Case Presentation: We present a 69-year-old man with past medical history of well-controlled type 2 diabetes and multiple myeloma status-post chemotherapy (daratumumab, lenalidomide, bortezomib, melphalan) and subsequent bone marrow transplant (BMT) who presented with subacute progressive bilateral numbness and weakness in his upper and lower extremities and was found to have acute inflammatory demyelinating polyneuropathy.His multiple myeloma was diagnosed 8 months prior to presentation and chemotherapy was started one month after diagnosis, with last treatment days prior to BMT. He was not on any chemotherapy or immunosuppressive therapy at the time of presentation. He reported normal strength after bone marrow transplant (BMT) and was active at baseline. One month following, he developed numbness and weakness of his bilateral lower extremities without loss of bowel or bladder function which was unresponsive to treatment with gabapentin, duloxetine, or physical therapy for suspected chemotherapy-induced polyneuropathy. A PET scan was negative and symptoms were believed to be unrelated to multiple myeloma. An MRI showed a small nodule at T10 and minimal lumbar spondylosis. Due to symptom progression, a lumbar puncture was performed and concerning for albuminocytologic dissociation (protein of 99, WBC count of 0). An EMG showed evidence of proximal and distal denervation and demyelinating features, supporting the diagnosis of AIDP. He was started on IVIG with improvement in symptoms.

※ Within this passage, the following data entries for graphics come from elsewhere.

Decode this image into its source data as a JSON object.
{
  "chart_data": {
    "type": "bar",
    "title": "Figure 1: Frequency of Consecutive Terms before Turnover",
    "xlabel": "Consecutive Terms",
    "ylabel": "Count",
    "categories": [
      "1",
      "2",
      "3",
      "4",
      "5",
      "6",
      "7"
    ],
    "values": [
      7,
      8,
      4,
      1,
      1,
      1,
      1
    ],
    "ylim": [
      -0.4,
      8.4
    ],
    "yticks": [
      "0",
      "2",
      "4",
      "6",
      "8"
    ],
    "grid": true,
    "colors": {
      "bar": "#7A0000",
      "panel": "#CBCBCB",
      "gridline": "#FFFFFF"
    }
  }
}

Discussion: Acute inflammatory demyelinating polyneuropathy (AIDP) is an acquired, immune mediated polyneuropathy that affects peripheral nerves and nerve roots. It typically presents with a progressive, symmetric weakness of proximal and distal muscles. Diagnosis can be made from supporting features such as albuminocytologic dissociation, nerve root enhancement on MRI, or evidence of denervation and demyelination on EMG. The cause of AIDP is unknown. Current hypotheses support an immunologically mediated process that can have many triggers. There are few reported cases of AIDP following bone marrow transplant, similar to our patient’s presentation based on timeline and response to treatment. This should be differentiated from rare presentation of peripheral neuropathy following BMT. It should be noted that majority of cases involving bone marrow transplant have been associated with graft versus host disease (GVHD), which was absent in our case. There are also rare cases of AIDP following completion of chemo-radiation therapy, most notably with R-CHOP therapy (which our patient did not receive). AIDP can imitate chemotherapy-induced neurotoxicity and is important to keep on the differential given AIDP can be potentially fatal if untreated. While chemotherapy may have contributed to presentation in our case as melphalan was administered just prior to BMT, it is felt less likely given a lack of classic association. AIDP can be treated with immunomodulator therapies with PLEX or IVIG, though IVIG is generally better tolerated. Previous case reports have demonstrated improvement of symptoms following immunomodulator therapy, helping to support diagnosis of AIDP, as present in our case.
Conclusions: Bone marrow transplant is an uncommon trigger of AIDP. AIDP should remain a consideration in the differential diagnosis for post-chemotherapy neuropathy and should be aggressively investigated if symptoms progress or are atypical.